Darum liebt und lobt Claudius den Tag, die Nacht, Frühling und Herbst, die Sonne, den Mond. Zu Tier und Pflanze hat er ein persönliches Verhältnis. Angesichts der Wunder der Natur übt sich der anschauende Mensch in Bescheidenheit.

„Ich glaube an einen ewigen Sinn aller Schöpfung und weiß, daß wir ihn niemals erfassen werden und nicht erfassen sollen. Es liegt aber ein Ahnden davon in unserer Seele, wenn wir danach in uns zu horchen wissen. Hier ruht der Urgrund alles menschlichen Schöpfertums und jedweder Kunst.“ (Ahnen und Heimat, 1933)

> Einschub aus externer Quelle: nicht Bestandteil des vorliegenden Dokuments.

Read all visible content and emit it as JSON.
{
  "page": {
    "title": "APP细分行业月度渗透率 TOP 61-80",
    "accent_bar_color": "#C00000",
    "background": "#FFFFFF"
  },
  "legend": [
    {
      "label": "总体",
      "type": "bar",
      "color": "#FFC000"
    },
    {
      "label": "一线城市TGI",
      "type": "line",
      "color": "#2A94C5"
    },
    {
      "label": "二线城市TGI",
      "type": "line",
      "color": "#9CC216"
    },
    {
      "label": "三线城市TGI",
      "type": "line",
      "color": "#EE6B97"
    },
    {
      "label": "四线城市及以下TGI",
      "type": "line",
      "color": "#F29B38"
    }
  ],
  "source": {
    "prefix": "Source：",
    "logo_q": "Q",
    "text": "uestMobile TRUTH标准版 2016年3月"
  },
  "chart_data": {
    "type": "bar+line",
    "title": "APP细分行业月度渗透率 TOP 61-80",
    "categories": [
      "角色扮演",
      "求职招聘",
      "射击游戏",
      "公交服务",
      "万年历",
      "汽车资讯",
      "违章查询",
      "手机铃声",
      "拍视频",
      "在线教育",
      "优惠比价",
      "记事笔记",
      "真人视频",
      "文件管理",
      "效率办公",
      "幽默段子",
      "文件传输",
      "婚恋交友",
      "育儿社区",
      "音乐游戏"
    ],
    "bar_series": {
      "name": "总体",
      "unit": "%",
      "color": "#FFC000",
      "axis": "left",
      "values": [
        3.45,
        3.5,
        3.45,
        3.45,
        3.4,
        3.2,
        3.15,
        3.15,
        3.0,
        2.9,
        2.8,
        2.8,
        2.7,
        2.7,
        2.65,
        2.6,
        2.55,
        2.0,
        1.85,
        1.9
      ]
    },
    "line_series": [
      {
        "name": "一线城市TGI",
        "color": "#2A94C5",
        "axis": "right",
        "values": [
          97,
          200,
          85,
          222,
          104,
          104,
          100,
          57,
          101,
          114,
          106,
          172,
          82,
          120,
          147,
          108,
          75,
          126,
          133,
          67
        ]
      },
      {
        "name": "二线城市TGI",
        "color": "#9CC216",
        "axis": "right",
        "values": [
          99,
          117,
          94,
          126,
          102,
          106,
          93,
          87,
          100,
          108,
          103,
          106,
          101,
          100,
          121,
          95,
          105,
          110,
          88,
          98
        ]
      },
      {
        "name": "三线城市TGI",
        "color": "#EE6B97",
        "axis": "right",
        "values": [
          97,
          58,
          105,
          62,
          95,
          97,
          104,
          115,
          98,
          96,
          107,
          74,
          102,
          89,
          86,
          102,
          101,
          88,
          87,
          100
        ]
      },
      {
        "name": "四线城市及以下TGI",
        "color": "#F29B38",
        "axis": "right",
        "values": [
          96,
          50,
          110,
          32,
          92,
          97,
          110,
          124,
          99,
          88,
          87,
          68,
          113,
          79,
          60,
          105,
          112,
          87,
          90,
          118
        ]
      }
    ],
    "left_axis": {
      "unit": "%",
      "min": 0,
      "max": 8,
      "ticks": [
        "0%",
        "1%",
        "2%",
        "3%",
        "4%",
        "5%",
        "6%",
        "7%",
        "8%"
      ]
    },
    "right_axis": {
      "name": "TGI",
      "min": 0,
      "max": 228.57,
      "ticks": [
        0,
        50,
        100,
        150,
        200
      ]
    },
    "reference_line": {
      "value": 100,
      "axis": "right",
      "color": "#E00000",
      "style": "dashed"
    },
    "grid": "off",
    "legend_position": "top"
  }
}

Hermann Claudius weiß sich als Christ getragen von seinem Glauben an Gott und die Erlösung durch Jesus Christus. Viele seiner Gedichte geben Ausdruck von einem tiefen Gottvertrauen, mit dem der Lyriker in der Welt steht, aber zu seinem Gott schaut.

Fuge

Ich will und muß dem einen Gott vertrauen,
der sich so tief in uns verborgen hält,
als wäre diese Welt nicht Seine Welt.

Ich will und muß auf Seine Weisheit bauen,
die sich mit unserer so sehr entzweit,
als wäre Seine Zeit nie unsere Zeit.

Und ob wir rückwärts, ob wir vorwärts schauen,
und ob uns Freude schüttelt oder Grauen:
Er war und ist. Und Er wird ewig sein.
Wir aber schreiten durch Ihn aus und ein.